Although students at PBHS are required to wear uniforms, students were permitted to wear black on a designated day to emphasis their commitment to ‘blacking out stigma.’ Students also had the opportunity to have their photo taken with 3 of their friends (representing the 1:4) to keep as a reminder of the day. The backdrop was created by the Stand Together students with an outline of their bodies and each ‘crew’ (like homeroom) participated by adding insight to each of the sheets that made up the drop.
Students also participated in a social inclusion activity. Students were given a green bracelet and instructed to write something that they were insecure about on it. The bracelets were collected and redistributed on Black-Out Stigma day. Individuals had insight into what their peers were struggling with and could identify with themsleves; they also realized that they are not alone and have more in common than they do different.
Students participated in various activities throughout the week that highlighted their awareness of the myths and facts of mental health and substance use disorders. Students that answered ‘correctly’ received a PBHS Black-Out Stigma t-shirt!
But wait! There’s more!~
‘Crews’ participated in a life-size board game modeled after Chutes & Ladders. Things like supporting a friend or reaching out to an adult helped you climb the ladders, whereas ignoring a friend’s mental health concerns or using stigmatizing language sent you down a ‘chute.’ Students enjoyed learning more about mental health and substance use disorders and what they could do to help.

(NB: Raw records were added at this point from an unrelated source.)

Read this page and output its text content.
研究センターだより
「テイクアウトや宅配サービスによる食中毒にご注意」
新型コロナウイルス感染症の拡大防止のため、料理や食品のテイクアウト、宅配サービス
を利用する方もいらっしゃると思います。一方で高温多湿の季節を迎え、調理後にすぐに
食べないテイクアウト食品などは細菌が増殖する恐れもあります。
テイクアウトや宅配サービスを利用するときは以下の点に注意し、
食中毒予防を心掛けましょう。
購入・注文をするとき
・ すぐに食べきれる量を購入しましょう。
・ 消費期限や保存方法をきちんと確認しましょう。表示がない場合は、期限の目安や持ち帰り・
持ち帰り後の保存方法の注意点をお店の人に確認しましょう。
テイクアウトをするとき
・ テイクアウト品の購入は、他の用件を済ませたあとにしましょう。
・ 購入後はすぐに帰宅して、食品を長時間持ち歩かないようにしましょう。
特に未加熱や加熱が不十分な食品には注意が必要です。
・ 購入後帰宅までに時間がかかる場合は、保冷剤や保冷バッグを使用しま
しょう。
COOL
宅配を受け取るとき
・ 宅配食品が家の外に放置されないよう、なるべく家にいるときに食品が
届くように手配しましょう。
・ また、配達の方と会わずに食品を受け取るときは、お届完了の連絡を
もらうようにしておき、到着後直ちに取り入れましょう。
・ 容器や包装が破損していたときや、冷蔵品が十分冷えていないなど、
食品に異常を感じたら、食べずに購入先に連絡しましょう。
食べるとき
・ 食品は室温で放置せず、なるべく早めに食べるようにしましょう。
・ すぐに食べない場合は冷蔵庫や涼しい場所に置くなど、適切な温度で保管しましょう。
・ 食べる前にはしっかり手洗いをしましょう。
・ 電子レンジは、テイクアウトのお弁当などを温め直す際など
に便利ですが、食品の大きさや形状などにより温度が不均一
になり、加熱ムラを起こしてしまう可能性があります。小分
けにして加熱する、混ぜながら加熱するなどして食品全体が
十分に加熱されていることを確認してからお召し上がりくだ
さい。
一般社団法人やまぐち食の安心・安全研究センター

The most meaningful activity was the ‘Thought Bubble.’ Students were encouraged to ‘Get out of your bubble! Stop Stigma!’ by participating in a moving, memorable, and very vulnerable event.
Students revealed some very powerful struggles, including losing friends and family members to suicide and overdose and experiencing bullying, mental health and substance use disorders, and trauma themselves. Students were also able to learn coping skills and share inspirational messages to encourage each other in their daily lives. Students could not only share their thoughts, but also embrace the thoughts, feelings, and experiences of others in an anonymous, safe space. Everyone that participated was impacted greatly by this project.
Not only did the students educate their peers, but they also came together as a group during this project. The benefits of Stand Together spark positive changes in individuals, classrooms, and school culture are limitless! We can’t wait to see what the new group of Stand Together students comes up with next year!